구름속에 산책, 마치 구름과 같은 형상은 유연한 오피스환경 제공은 물론, 공간에 고유한 캐릭터를 부여한다.
Paritzki & Liani Architects has completed an office for an engineering company in Tel Aviv, featuring a billowing "sky-ceiling" created using the brand's signature product.
The Israeli studio was asked to design the new office for PRS on the 12th floor of a high-rise block, Sharbat Tower.
Paritzki & Liani previously designed the company's other location in Israel, decorating parts of it using a PRS product called Geocell, which is mainly used to stabilise soil for roads and other infrastructure projects.
It comprises a net-like web of plastic, with openings that change in size as it is stretched and formed.

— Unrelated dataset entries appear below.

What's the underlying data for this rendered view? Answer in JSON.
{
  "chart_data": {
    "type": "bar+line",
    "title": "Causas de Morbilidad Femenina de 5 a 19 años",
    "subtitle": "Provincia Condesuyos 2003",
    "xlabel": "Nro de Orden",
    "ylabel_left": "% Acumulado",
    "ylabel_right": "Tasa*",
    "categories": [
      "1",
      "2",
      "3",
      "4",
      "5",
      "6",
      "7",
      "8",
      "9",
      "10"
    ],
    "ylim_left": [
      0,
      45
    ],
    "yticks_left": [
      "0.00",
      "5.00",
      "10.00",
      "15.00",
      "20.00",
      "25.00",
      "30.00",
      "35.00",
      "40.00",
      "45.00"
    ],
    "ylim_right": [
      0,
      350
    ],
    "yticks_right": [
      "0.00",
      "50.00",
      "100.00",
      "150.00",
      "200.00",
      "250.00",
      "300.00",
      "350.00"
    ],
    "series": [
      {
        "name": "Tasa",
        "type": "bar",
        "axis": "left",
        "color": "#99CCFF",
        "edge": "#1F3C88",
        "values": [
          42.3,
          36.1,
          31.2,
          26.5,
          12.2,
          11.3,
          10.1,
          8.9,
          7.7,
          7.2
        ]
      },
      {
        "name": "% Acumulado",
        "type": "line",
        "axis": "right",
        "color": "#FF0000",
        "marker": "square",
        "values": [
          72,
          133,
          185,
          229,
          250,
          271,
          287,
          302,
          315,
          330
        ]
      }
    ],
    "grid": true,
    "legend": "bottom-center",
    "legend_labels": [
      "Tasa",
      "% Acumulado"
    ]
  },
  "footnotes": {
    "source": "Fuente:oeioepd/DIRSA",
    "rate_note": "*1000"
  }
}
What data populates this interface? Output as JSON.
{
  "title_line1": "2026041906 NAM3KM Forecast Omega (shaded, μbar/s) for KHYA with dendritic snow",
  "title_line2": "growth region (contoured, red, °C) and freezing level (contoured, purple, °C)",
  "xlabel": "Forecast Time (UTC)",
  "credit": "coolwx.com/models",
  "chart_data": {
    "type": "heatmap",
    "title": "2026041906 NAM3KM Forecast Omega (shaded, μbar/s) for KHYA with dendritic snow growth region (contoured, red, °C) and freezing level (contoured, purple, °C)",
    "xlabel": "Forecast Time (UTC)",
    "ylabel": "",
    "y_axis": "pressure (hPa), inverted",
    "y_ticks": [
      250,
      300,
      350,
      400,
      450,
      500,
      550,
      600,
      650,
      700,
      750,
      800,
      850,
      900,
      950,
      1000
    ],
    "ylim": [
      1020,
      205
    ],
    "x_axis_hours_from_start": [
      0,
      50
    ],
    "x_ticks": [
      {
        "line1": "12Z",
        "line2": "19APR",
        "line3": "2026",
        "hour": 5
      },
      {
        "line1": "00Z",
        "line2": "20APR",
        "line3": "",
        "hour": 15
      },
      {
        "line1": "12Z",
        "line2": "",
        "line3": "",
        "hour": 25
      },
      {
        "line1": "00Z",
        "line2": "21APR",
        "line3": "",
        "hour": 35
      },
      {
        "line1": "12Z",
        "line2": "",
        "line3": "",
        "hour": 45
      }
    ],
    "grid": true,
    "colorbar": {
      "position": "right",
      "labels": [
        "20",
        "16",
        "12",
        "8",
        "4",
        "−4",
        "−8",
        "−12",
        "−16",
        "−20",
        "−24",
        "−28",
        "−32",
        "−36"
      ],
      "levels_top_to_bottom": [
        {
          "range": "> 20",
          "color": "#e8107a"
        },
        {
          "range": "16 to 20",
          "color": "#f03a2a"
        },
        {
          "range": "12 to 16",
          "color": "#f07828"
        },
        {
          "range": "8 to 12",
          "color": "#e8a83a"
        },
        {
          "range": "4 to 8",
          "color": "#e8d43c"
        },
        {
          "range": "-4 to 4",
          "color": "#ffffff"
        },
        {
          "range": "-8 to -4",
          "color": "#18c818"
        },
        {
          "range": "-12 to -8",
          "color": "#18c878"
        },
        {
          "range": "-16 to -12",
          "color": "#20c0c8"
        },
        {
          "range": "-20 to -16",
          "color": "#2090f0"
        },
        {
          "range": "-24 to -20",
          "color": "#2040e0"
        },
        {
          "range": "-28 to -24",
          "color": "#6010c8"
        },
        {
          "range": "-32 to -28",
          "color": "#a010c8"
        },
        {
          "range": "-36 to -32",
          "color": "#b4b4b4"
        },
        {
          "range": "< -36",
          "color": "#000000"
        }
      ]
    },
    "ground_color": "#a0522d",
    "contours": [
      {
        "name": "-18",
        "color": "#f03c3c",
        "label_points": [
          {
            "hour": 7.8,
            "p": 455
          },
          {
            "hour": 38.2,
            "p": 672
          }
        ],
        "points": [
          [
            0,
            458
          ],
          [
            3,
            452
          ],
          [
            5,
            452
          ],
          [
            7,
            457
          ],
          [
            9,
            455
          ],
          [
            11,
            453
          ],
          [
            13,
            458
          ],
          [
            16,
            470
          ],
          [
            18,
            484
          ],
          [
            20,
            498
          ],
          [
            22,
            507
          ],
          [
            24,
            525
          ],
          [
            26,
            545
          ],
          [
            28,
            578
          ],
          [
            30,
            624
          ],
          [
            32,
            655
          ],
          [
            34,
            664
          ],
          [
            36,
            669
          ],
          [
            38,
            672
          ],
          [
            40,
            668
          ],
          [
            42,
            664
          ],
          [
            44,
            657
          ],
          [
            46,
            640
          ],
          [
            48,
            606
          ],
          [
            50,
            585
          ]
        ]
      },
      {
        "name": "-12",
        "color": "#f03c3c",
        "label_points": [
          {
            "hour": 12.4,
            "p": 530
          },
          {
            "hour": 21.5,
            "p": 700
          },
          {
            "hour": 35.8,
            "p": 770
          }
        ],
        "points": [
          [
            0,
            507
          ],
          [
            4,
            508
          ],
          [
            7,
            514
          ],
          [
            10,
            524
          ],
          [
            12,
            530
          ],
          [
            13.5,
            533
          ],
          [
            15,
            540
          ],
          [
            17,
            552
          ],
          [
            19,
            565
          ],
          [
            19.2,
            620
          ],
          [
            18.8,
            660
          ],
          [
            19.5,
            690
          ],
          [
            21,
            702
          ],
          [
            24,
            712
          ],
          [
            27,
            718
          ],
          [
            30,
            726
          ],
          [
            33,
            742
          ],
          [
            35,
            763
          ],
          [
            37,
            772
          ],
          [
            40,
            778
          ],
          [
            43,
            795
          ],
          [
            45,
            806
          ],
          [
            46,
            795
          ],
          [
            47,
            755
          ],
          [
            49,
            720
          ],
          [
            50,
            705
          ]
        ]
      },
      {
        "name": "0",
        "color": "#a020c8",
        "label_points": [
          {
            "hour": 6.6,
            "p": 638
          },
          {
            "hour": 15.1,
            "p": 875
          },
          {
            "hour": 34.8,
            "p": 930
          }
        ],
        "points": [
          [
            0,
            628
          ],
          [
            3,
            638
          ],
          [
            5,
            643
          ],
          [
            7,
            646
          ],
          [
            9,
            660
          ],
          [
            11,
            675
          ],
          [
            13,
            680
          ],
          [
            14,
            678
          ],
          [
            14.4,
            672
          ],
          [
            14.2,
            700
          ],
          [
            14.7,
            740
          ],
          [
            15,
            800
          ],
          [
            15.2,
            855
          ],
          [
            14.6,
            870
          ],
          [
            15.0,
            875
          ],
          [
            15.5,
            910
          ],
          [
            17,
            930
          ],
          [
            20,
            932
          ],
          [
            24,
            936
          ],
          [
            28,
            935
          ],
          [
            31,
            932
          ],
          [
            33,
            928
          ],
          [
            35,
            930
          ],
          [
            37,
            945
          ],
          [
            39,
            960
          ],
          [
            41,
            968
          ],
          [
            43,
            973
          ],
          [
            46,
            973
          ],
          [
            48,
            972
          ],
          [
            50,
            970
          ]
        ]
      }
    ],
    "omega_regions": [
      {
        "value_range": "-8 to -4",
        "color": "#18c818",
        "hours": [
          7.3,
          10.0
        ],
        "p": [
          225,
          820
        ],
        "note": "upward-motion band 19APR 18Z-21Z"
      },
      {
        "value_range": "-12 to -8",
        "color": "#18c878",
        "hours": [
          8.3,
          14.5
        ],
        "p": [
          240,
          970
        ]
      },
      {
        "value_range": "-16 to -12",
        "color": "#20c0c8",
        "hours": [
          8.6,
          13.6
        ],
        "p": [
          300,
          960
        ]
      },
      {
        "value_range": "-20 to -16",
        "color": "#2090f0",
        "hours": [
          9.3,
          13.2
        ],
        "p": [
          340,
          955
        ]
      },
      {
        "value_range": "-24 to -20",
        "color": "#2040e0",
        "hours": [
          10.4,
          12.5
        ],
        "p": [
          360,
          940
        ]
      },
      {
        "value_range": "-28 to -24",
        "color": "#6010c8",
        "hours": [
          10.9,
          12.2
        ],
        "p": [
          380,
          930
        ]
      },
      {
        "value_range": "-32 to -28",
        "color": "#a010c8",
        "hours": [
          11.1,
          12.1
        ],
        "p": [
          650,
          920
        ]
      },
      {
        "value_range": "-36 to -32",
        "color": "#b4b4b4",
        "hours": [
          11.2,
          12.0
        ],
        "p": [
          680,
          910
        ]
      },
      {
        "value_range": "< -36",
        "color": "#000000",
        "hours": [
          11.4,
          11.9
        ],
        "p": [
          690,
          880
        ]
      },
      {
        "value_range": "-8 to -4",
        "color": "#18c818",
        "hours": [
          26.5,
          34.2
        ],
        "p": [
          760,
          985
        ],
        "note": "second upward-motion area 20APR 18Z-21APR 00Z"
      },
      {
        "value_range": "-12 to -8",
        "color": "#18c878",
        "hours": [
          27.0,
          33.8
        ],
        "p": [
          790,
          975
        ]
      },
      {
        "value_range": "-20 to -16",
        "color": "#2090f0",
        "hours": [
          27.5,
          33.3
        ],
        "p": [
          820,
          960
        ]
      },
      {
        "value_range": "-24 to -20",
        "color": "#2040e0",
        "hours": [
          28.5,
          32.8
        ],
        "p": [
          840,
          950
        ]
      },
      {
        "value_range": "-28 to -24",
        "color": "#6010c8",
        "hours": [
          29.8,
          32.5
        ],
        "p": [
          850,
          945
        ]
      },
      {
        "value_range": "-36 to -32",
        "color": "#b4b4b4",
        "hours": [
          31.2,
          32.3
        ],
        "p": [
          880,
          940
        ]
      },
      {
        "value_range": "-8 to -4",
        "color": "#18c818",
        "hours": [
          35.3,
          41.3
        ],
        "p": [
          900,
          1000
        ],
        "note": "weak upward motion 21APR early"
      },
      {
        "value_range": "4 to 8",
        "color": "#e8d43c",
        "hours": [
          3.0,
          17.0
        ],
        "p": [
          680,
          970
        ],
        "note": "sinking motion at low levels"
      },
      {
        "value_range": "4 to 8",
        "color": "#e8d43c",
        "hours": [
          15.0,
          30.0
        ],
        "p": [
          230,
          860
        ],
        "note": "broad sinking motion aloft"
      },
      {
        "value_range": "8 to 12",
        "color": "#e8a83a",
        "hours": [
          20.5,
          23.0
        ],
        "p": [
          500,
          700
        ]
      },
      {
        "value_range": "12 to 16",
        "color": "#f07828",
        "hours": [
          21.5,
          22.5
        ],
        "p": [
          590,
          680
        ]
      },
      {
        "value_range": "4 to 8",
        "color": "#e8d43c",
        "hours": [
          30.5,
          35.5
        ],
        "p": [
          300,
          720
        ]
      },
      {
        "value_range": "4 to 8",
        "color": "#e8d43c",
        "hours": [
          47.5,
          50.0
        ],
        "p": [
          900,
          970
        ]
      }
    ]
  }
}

In the new office, the product is used to create a billowing ceiling intended to reference undulating forms of a cloudy sky and the ocean, both of which are visible through the windows.
According to studio co-founders Itai Paritzki and Paola Liani, the aim was to "express the company's identity and its strong innovative spirit".
"The company produces Geocell – a cellular confinement system, made of plastic – using it mainly for earth stabilisation," Paritzki told Dezeen. "Our aim was to use their product in a new way, trying to destabilise their office space."
The architects suspended the web-like material to the ceiling, fastening it at some points, but allowing it to wrinkle and flow in others. This creates a surface that changes in both height and transparency.
Where the undulating material runs up to the windows, small mirrored panes near the roofline reflect the cloud-like forms so that they appear to continue outside, merging with the clouds visible through the windows.
"We built a sky-ceiling membrane, modelled with the Geocell net, capable of both adapting to the acoustic needs and acting as a technical support for the structure," said the architect.
"In this way, it became a unique, expressive object, consistent and in dialogue with the sea waves," he added. "The varying density of the material, thanks to its flexibility, can assume different degrees of transparency and visibility."